Cysteine-rich 61/connective tissue growth factor/nephroblastoma overexpressed (CCN) 3 has been recently reported to play a role in regulating inflammation of vascular endothelial cells. However, the role of CCN3 in atherosclerosis, which is characterized by vascular inflammation, remains unclear. Overexpression of CCN3 may relieve the inflammation response in and inhibit the progress of atherosclerosis. We aimed to explore the potential roles of CCN3 in inflammation in atherosclerosis.

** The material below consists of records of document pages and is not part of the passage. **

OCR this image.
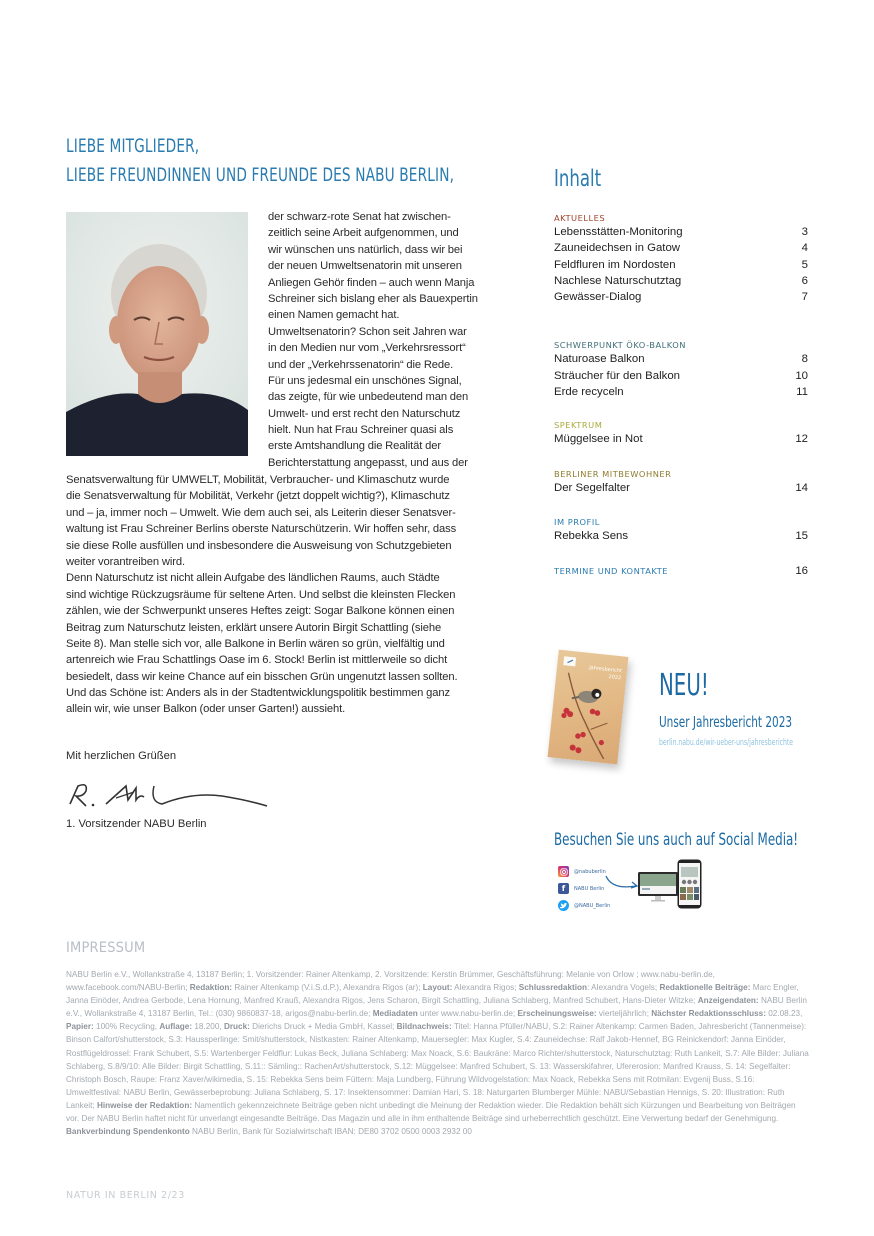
LIEBE MITGLIEDER,
LIEBE FREUNDINNEN UND FREUNDE DES NABU BERLIN,

der schwarz-rote Senat hat zwischen-

zeitlich seine Arbeit aufgenommen, und

wir wünschen uns natürlich, dass wir bei

der neuen Umweltsenatorin mit unseren

Anliegen Gehör finden – auch wenn Manja

Schreiner sich bislang eher als Bauexpertin

einen Namen gemacht hat.

Umweltsenatorin? Schon seit Jahren war

in den Medien nur vom „Verkehrsressort“

und der „Verkehrssenatorin“ die Rede.

Für uns jedesmal ein unschönes Signal,

das zeigte, für wie unbedeutend man den

Umwelt- und erst recht den Naturschutz

hielt. Nun hat Frau Schreiner quasi als

erste Amtshandlung die Realität der

Berichterstattung angepasst, und aus der

Senatsverwaltung für UMWELT, Mobilität, Verbraucher- und Klimaschutz wurde

die Senatsverwaltung für Mobilität, Verkehr (jetzt doppelt wichtig?), Klimaschutz

und – ja, immer noch – Umwelt. Wie dem auch sei, als Leiterin dieser Senatsver-

waltung ist Frau Schreiner Berlins oberste Naturschützerin. Wir hoffen sehr, dass

sie diese Rolle ausfüllen und insbesondere die Ausweisung von Schutzgebieten

weiter vorantreiben wird.

Denn Naturschutz ist nicht allein Aufgabe des ländlichen Raums, auch Städte

sind wichtige Rückzugsräume für seltene Arten. Und selbst die kleinsten Flecken

zählen, wie der Schwerpunkt unseres Heftes zeigt: Sogar Balkone können einen

Beitrag zum Naturschutz leisten, erklärt unsere Autorin Birgit Schattling (siehe

Seite 8). Man stelle sich vor, alle Balkone in Berlin wären so grün, vielfältig und

artenreich wie Frau Schattlings Oase im 6. Stock! Berlin ist mittlerweile so dicht

besiedelt, dass wir keine Chance auf ein bisschen Grün ungenutzt lassen sollten.

Und das Schöne ist: Anders als in der Stadtentwicklungspolitik bestimmen ganz

allein wir, wie unser Balkon (oder unser Garten!) aussieht.

Mit herzlichen Grüßen
1. Vorsitzender NABU Berlin
Inhalt
AKTUELLES
Lebensstätten-Monitoring	3
Zauneidechsen in Gatow	4
Feldfluren im Nordosten	5
Nachlese Naturschutztag	6
Gewässer-Dialog	7
SCHWERPUNKT ÖKO-BALKON
Naturoase Balkon	8
Sträucher für den Balkon	10
Erde recyceln	11
SPEKTRUM
Müggelsee in Not	12
BERLINER MITBEWOHNER
Der Segelfalter	14
IM PROFIL
Rebekka Sens	15
TERMINE UND KONTAKTE	16
Jahresbericht
2022 NEU!
Unser Jahresbericht 2023
berlin.nabu.de/wir-ueber-uns/jahresberichte
Besuchen Sie uns auch auf Social Media!
@nabuberlin
f	NABU Berlin
@NABU_Berlin
IMPRESSUM
NABU Berlin e.V., Wollankstraße 4, 13187 Berlin; 1. Vorsitzender: Rainer Altenkamp, 2. Vorsitzende: Kerstin Brümmer, Geschäftsführung: Melanie von Orlow ; www.nabu-berlin.de, www.facebook.com/NABU-Berlin; Redaktion: Rainer Altenkamp (V.i.S.d.P.), Alexandra Rigos (ar); Layout: Alexandra Rigos; Schlussredaktion: Alexandra Vogels; Redaktionelle Beiträge: Marc Engler, Janna Einöder, Andrea Gerbode, Lena Hornung, Manfred Krauß, Alexandra Rigos, Jens Scharon, Birgit Schattling, Juliana Schlaberg, Manfred Schubert, Hans-Dieter Witzke; Anzeigendaten: NABU Berlin e.V., Wollankstraße 4, 13187 Berlin, Tel.: (030) 9860837-18, arigos@nabu-berlin.de; Mediadaten unter www.nabu-berlin.de; Erscheinungsweise: vierteljährlich; Nächster Redaktionsschluss: 02.08.23, Papier: 100% Recycling, Auflage: 18.200, Druck: Dierichs Druck + Media GmbH, Kassel; Bildnachweis: Titel: Hanna Pfüller/NABU, S.2: Rainer Altenkamp: Carmen Baden, Jahresbericht (Tannenmeise): Binson Calfort/shutterstock, S.3: Haussperlinge: Smit/shutterstock, Nistkasten: Rainer Altenkamp, Mauersegler: Max Kugler, S.4: Zauneidechse: Ralf Jakob-Hennef, BG Reinickendorf: Janna Einöder, Rostflügeldrossel: Frank Schubert, S.5: Wartenberger Feldflur: Lukas Beck, Juliana Schlaberg: Max Noack, S.6: Baukräne: Marco Richter/shutterstock, Naturschutztag: Ruth Lankeit, S.7: Alle Bilder: Juliana Schlaberg, S.8/9/10: Alle Bilder: Birgit Schattling, S.11:: Sämling:: RachenArt/shutterstock, S.12: Müggelsee: Manfred Schubert, S. 13: Wasserskifahrer, Ufererosion: Manfred Krauss, S. 14: Segelfalter: Christoph Bosch, Raupe: Franz Xaver/wikimedia, S. 15: Rebekka Sens beim Füttern: Maja Lundberg, Führung Wildvogelstation: Max Noack, Rebekka Sens mit Rotmilan: Evgenij Buss, S.16: Umweltfestival: NABU Berlin, Gewässerbeprobung: Juliana Schlaberg, S. 17: Insektensommer: Damian Hari, S. 18: Naturgarten Blumberger Mühle: NABU/Sebastian Hennigs, S. 20: Illustration: Ruth Lankeit; Hinweise der Redaktion: Namentlich gekennzeichnete Beiträge geben nicht unbedingt die Meinung der Redaktion wieder. Die Redaktion behält sich Kürzungen und Bearbeitung von Beiträgen vor. Der NABU Berlin haftet nicht für unverlangt eingesandte Beiträge. Das Magazin und alle in ihm enthaltende Beiträge sind urheberrechtlich geschützt. Eine Verwertung bedarf der Genehmigung.
Bankverbindung Spendenkonto NABU Berlin, Bank für Sozialwirtschaft IBAN: DE80 3702 0500 0003 2932 00
NATUR IN BERLIN 2/23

In in vitro studies using cultured human aortic endothelial cells and human umbilical vein endothelial cells, CCN3 mRNA and protein expression significantly decreased in response to tumor necrosis factor-α and interleukin-1β treatments (p<0.05), when analyzed by quantitative real-time polymerase chain reaction and Western blot. Using a mouse model of atherosclerosis, the mRNA and protein levels of CCN3 decreased by 72.2% (p = 0.041) and 86.4% (p = 0.036), respectively, compared with levels in wild-type control mice, respectively. Overexpression of CCN3 by adenovirus-mediated gene overexpression decreased low-density lipoprotein cholesterol by 48.9% (p = 0.017), total cholesterol by 58.9% (p = 0.031), and triglycerides by 56.8% (p = 0.022), and it increased high-density lipoprotein cholesterol level by 2.16-fold (p = 0.039), compared with control groups. Additionally, a reduced plaque area and increased fibrous cap were observed (p<0.05). Furthermore, CCN3 overexpression decreased cell adhesion molecule-1 mRNA expression by 84.7% (p = 0.007) and intercellular adhesion molecule-1 mRNA expression by 61.2% (p = 0.044). Inflammatory factors, including matrix metalloproteinases, cyclooxygenase 2, and tissue factor also significantly (p<0.05) decreased with CCN3 overexpression in the atherosclerotic mouse model. Additionally, CCN1 and CCN2, which have been reported to be highly expressed in aortic atherosclerotic plaques, were significantly downregulated (p<0.05) by CCN3 overexpression. CCN3 overexpression is associated with control of inflammatory processes and reversion of dyslipidemia in the process of atherosclerosis, which implies that CCN3 may be a promising target in the treatment of atherosclerosis.